On Tue, Feb 21, 2023 at 1:01 AM Xiubo Li <xiubli(a)redhat.com> wrote:
On 20/02/2023 22:28, Kuhring, Mathias wrote:
Hey Dan, hey Ilya
I know this issue is two years old already, but we are having similar
Do you know, if the fixes got ever backported to RHEL kernels?
It's already backported to RHEL 8 long time ago since kernel-4.18.0-154.el8.
Not looking for el7 but rather el8 fixes.
Wondering if the patches were backported and we shouldn't actually see
Or if you could maybe resolve them with a kernel upgrade.

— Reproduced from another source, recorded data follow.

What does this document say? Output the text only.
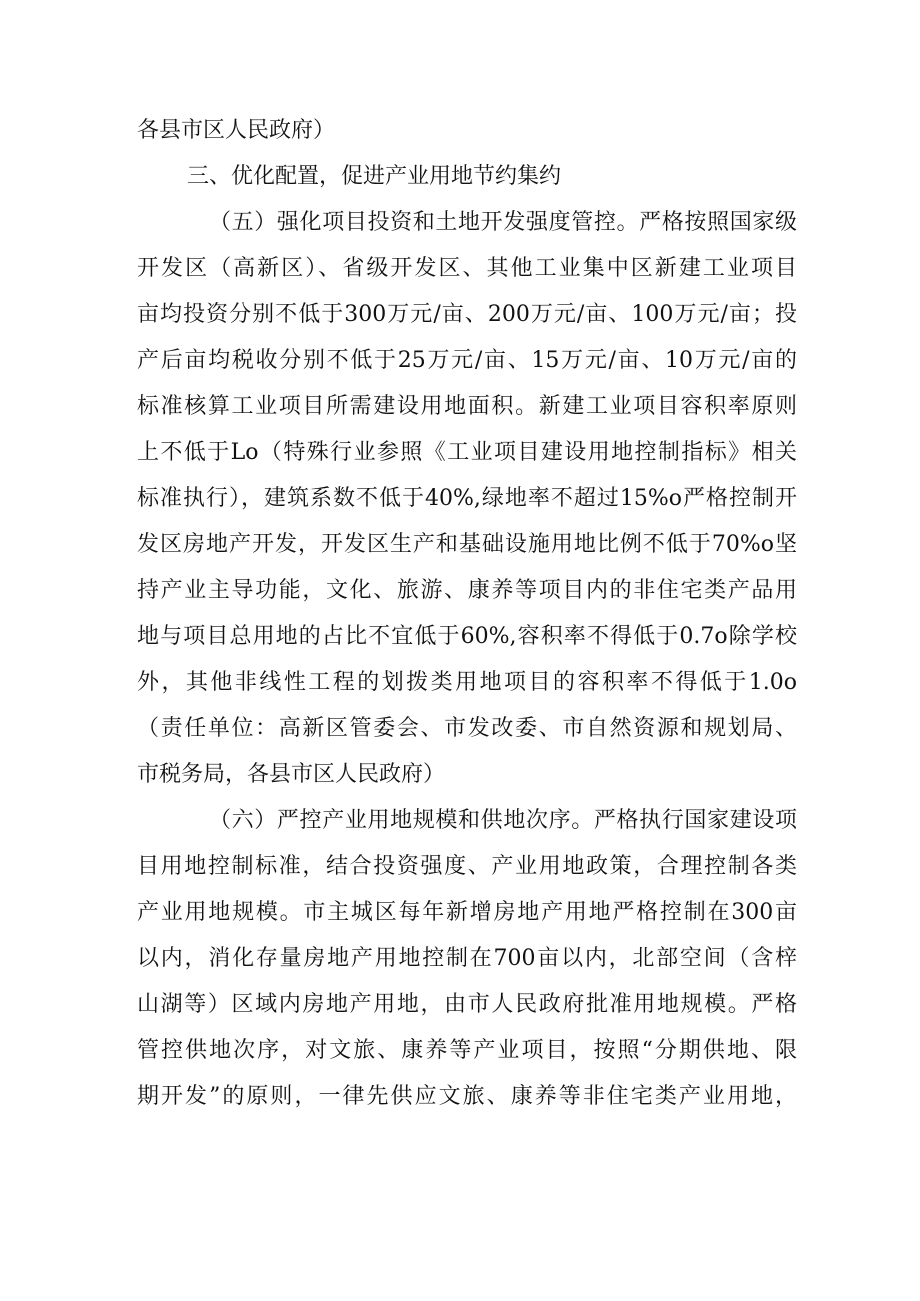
各县市区人民政府）
三、优化配置，促进产业用地节约集约
（五）强化项目投资和土地开发强度管控。严格按照国家级
开发区（高新区）、省级开发区、其他工业集中区新建工业项目
亩均投资分别不低于300万元/亩、200万元/亩、100万元/亩；投
产后亩均税收分别不低于25万元/亩、15万元/亩、10万元/亩的
标准核算工业项目所需建设用地面积。新建工业项目容积率原则
上不低于Lo（特殊行业参照《工业项目建设用地控制指标》相关
标准执行），建筑系数不低于40%,绿地率不超过15%o严格控制开
发区房地产开发，开发区生产和基础设施用地比例不低于70%o坚
持产业主导功能，文化、旅游、康养等项目内的非住宅类产品用
地与项目总用地的占比不宜低于60%,容积率不得低于0.7o除学校
外，其他非线性工程的划拨类用地项目的容积率不得低于1.0o
（责任单位：高新区管委会、市发改委、市自然资源和规划局、
市税务局，各县市区人民政府）
（六）严控产业用地规模和供地次序。严格执行国家建设项
目用地控制标准，结合投资强度、产业用地政策，合理控制各类
产业用地规模。市主城区每年新增房地产用地严格控制在300亩
以内，消化存量房地产用地控制在700亩以内，北部空间（含梓
山湖等）区域内房地产用地，由市人民政府批准用地规模。严格
管控供地次序，对文旅、康养等产业项目，按照“分期供地、限
期开发”的原则，一律先供应文旅、康养等非住宅类产业用地，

Most active clients are currently on kernel versions such as:
While the cluster runs with kernel 3.10.0-1160.42.2.el7.x86_64 and
ceph version 17.2.1 (ec95624474b1871a821a912b8c3af68f8f8e7aa1) quincy
It seems not backported to el7 yet.
"Yet" might be misleading here -- I don't think there is/was ever
a plan to backport these fixes to RHEL 7.
> Not sure, if the cluster kernel is actually
relevant here for OSD <>
> kernel client connection.
If you are seeing page allocation failures only on the kernel client
nodes, then it's not relevant.
Unless the stack trace is the same as in the original tracker  or
Dan's paste  (note ceph_osdmap_decode() -> osdmap_set_max_osd() ->
krealloc() sequence), you are hitting a different issue. Pasting the
entire splat(s) from the kernel log would be a good start.